The shale oil and natural gas discovered in a deposit off the island state’s west coast “is understood to dwarf Bahrain’s current reserves,” Bahrain News Agency reported, without giving figures. The country currently pumps about 45,000 barrels of oil a day from its Bahrain Field, and it shares income from a deposit with Saudi Arabia that produces about 300,000 barrels a day, according to figures from the U.S. Energy Information Administration.
Bahrain discovered the offshore Khaleej Al Bahrain Basin as it seeks to expand output capacity at its wholly owned Bahrain Field to 100,000 barrels a day by the end of the decade. The island kingdom is now bound by the global agreement among major oil producers to limit production to reduce global inventories.

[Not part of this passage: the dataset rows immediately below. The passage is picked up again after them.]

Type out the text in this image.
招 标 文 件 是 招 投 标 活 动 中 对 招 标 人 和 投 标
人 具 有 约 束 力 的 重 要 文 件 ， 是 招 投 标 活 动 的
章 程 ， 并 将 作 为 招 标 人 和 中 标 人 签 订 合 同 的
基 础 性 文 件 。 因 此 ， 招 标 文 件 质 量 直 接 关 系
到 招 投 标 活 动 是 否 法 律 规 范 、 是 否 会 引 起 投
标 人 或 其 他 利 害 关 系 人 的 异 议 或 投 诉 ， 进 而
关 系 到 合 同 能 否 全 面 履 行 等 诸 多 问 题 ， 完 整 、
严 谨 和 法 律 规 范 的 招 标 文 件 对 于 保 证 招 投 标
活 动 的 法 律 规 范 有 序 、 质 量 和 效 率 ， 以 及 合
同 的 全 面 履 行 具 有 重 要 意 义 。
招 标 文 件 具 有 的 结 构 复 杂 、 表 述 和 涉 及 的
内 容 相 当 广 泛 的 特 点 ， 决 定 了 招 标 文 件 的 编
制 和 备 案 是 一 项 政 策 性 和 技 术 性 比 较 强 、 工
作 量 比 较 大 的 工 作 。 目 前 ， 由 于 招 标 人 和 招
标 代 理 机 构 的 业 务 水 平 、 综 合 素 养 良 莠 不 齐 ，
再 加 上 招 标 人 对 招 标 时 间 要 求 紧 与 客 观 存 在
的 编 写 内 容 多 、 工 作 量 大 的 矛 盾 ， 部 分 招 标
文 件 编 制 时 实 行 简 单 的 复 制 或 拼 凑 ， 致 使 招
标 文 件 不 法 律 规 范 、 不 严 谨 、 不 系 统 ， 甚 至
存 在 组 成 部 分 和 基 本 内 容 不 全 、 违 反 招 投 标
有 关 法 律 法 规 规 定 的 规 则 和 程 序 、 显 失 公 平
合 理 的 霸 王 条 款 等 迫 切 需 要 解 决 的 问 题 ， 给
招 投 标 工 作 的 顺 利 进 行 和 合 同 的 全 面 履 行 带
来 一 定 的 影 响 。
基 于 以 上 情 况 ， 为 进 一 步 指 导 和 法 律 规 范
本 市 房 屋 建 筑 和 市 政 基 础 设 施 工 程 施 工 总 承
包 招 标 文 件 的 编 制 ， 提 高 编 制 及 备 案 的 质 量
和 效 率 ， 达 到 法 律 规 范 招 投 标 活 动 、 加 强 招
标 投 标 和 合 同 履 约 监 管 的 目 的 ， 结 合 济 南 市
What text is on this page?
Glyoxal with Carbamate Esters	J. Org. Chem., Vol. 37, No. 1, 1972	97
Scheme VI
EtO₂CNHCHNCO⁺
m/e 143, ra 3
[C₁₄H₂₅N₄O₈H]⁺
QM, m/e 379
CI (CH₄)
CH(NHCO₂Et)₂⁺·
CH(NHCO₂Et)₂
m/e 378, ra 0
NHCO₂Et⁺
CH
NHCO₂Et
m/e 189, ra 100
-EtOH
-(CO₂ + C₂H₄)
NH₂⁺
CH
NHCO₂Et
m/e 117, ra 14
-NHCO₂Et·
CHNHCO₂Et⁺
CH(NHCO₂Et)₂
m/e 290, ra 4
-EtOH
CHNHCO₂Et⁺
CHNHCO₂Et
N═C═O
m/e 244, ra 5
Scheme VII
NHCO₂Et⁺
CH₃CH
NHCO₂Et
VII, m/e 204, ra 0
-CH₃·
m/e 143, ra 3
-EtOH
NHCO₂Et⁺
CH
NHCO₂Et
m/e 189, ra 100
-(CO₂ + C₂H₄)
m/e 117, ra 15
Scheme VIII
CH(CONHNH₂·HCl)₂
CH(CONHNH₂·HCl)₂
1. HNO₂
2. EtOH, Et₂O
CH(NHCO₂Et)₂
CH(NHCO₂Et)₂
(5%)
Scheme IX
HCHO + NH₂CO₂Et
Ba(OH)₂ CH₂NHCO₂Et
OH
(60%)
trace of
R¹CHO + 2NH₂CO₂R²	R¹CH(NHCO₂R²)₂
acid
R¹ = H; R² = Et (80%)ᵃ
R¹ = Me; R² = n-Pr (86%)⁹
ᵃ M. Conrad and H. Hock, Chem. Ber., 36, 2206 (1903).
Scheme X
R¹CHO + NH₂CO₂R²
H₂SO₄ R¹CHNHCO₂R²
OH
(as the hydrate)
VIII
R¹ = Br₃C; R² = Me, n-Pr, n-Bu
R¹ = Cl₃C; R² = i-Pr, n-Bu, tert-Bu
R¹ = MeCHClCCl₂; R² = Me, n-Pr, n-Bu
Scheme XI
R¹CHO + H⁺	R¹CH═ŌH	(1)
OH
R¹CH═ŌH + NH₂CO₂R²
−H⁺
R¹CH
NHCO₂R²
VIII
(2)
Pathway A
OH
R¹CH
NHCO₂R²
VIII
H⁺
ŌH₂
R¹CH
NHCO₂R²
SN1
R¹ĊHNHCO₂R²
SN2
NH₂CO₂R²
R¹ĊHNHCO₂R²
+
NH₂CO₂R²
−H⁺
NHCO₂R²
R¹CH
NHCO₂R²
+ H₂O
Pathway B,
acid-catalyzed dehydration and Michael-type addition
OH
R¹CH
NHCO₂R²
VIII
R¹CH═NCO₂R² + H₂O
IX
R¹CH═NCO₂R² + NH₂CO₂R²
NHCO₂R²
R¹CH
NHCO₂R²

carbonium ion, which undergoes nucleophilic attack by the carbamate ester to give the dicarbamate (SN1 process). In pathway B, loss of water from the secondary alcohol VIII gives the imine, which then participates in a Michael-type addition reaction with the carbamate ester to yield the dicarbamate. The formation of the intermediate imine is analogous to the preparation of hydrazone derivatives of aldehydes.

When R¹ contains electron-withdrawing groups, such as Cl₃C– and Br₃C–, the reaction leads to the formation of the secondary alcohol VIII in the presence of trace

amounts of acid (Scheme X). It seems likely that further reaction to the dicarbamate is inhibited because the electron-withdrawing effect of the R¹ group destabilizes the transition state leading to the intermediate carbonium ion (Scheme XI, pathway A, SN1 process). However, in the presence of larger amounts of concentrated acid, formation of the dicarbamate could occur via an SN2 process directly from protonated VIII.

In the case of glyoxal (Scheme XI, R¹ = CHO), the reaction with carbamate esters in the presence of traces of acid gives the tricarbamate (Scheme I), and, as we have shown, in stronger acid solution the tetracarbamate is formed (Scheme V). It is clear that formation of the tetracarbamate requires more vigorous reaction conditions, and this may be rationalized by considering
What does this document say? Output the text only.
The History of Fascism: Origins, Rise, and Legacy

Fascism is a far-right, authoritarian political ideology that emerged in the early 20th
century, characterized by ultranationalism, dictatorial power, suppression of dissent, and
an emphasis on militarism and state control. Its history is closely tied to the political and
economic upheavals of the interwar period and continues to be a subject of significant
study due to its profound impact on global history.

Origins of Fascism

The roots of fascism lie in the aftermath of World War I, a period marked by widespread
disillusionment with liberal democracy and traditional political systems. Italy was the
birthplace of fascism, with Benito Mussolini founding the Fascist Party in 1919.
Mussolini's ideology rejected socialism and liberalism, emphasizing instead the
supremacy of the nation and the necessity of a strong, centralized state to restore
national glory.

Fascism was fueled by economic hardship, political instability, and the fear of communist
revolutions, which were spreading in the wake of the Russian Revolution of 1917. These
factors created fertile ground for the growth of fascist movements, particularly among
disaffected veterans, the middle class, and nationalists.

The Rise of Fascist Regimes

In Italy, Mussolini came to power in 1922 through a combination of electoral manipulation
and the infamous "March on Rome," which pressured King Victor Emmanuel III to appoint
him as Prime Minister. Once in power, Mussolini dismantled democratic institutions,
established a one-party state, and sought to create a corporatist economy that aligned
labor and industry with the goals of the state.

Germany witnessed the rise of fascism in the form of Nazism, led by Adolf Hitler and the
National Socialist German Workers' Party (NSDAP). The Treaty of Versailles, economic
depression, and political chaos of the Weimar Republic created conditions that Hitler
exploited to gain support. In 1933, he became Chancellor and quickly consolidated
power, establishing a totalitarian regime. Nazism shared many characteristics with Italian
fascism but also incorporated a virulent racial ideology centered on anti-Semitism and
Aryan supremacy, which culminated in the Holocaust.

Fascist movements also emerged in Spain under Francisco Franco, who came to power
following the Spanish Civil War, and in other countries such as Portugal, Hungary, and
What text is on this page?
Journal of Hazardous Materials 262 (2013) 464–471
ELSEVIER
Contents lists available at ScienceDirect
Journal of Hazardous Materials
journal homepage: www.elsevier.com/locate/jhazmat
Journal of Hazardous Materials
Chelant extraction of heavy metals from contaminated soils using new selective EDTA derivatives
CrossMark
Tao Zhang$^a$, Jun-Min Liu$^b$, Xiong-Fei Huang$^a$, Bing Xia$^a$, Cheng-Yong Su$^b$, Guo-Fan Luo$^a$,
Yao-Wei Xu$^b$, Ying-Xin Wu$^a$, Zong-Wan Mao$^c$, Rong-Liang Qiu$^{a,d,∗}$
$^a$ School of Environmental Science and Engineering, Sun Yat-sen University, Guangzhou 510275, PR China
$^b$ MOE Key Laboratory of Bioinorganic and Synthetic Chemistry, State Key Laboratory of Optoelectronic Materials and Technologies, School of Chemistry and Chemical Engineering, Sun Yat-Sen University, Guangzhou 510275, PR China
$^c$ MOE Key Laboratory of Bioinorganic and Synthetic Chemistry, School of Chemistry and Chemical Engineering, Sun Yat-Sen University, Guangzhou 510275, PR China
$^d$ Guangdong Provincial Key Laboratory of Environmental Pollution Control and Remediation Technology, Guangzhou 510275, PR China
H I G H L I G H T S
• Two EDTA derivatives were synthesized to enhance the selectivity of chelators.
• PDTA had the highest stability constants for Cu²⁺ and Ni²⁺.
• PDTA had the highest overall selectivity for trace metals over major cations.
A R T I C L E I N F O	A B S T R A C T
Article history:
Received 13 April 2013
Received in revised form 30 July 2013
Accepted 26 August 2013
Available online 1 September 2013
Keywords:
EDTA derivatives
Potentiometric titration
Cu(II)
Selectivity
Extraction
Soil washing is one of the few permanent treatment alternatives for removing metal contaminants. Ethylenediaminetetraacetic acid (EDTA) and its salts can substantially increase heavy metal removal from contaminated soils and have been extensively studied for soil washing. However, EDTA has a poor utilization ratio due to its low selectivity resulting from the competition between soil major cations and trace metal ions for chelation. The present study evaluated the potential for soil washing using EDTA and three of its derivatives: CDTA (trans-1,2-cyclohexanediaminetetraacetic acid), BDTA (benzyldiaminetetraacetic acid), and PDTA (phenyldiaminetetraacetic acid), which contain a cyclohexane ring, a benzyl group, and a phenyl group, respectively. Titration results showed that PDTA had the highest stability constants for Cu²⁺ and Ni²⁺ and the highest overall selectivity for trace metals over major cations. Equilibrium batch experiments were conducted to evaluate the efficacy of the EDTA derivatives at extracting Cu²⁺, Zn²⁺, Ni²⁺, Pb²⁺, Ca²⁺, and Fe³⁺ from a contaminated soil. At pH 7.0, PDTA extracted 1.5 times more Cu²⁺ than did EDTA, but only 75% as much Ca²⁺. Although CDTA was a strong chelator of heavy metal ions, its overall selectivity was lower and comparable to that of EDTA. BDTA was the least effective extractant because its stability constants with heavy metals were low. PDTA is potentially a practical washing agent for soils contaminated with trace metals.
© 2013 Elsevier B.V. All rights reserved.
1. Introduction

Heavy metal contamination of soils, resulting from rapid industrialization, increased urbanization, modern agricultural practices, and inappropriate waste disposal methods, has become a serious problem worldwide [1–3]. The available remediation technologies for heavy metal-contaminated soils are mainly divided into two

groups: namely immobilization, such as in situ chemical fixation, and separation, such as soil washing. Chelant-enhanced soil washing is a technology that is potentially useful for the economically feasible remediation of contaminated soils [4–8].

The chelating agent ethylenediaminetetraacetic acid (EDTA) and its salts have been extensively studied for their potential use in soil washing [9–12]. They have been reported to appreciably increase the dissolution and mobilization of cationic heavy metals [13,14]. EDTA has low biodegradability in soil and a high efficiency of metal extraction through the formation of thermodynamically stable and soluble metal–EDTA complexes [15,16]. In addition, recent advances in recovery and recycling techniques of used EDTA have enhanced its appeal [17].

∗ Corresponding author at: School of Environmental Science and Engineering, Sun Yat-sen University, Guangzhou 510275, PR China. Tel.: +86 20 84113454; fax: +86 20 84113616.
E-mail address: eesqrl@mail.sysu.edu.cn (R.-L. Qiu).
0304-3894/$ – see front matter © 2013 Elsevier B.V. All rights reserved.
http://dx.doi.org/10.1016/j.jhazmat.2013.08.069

“Initial analysis demonstrates the find is at substantial levels, capable of supporting the long-term extraction of tight oil and deep gas,” Bahrain Oil Minister Shaikh Mohammed bin Khalifa Al Khalifa said in the BNA report.
Brent crude rose 0.5 percent to $69.68 a barrel on the London-based ICE Futures Europe exchange at 9:33 a.m. in Dubai on signs that U.S. producers have curtailed drilling activity.
Consultants DeGolyer & MacNaughton Corp. evaluated the field, and Bahrain plans to provide additional details on Wednesday about the reservoir’s “size and extraction viability,” according to BNA.
Bahrain last week reined in plans to sell bonds as investors sought higher yields. After indicating it could sell a mix of conventional and Islamic debt with as many as three different maturities, it only offered 7.5-year sukuk, raising $1 billion on March 28.